There was greater importance in noticing the signals before the devastation happened. When TEPCO was putting up the plant, the government regulators were aware of the building on a fault line as was TEPCO, but no action was taken due to collusion. The need for crisis preparation is important. However, an excuse can be given in this case that the new government did not have enough to go by on this front, thus leading to little or poor planning. Another lesson was the need for functional communication systems as opposed to complicated and lengthy ones, thus reducing chances of miscommunication (Hayata, 2012). Lastly, the structural problems could best be managed through learning, something that the Japanese government is yet to do. Improper investigations were done leading to limited information to guide in structural solutions. It would be important to consider the significance of accepting external assistance.

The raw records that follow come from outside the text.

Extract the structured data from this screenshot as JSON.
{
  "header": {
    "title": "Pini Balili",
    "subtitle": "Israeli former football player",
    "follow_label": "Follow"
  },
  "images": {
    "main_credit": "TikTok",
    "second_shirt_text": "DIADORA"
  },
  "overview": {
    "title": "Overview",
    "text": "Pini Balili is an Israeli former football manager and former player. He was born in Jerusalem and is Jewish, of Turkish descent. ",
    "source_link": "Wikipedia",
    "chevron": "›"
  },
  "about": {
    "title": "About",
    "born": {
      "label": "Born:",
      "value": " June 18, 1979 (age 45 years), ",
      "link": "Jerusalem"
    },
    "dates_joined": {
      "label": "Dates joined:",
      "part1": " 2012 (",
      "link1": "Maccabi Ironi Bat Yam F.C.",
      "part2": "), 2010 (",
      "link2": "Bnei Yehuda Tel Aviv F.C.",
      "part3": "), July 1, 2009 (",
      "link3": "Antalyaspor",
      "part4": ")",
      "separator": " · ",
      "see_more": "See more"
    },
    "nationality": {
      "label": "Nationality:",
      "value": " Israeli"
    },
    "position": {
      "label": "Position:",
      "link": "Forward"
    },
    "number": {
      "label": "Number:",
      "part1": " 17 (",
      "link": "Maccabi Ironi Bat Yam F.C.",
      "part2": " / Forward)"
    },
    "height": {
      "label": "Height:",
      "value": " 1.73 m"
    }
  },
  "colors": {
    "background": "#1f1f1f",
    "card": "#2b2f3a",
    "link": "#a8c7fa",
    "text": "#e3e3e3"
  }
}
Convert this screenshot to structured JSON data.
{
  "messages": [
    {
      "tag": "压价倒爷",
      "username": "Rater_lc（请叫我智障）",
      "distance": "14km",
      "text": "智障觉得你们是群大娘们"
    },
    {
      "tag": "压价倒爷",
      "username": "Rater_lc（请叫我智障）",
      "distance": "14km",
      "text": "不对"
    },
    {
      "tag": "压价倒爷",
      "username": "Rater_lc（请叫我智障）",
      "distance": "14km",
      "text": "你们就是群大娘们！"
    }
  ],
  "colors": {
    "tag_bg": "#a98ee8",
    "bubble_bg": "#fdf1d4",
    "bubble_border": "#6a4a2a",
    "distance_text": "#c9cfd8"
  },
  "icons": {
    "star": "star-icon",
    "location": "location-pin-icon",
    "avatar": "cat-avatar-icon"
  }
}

To summarize, the essential skills are significant to a strategic leader. They are needed in daily decision making, not only in the most difficult moments. Japan, to a great extent, failed to see the importance of this process when it was handling the Fukushima Daiichi Nuclear incident. The Japanese culture had the greatest impact on the way things were handled during this period, since this affected every point that required decision making. The occurrence was neither anticipated nor averted as it should have. There were a lot of government structural problems, given that information was mostly concentrated within the decision making docket of the Kantei. The government officials were not bold enough to share their thoughts regarding handling of the issues at hand (Yang, 2014). The Japanese government would have done a better job had it had better access to information and to views and thoughts on other approaches other than of those that were in the decision making dockets. The government should also have been open with its people so that creation awareness would have reduced anxiety. Overall, the government and other points of leadership within Japan associated with occurrence learned a lot from it for the sake of Japan’s future, although the structural problem investigations were ineffectively done.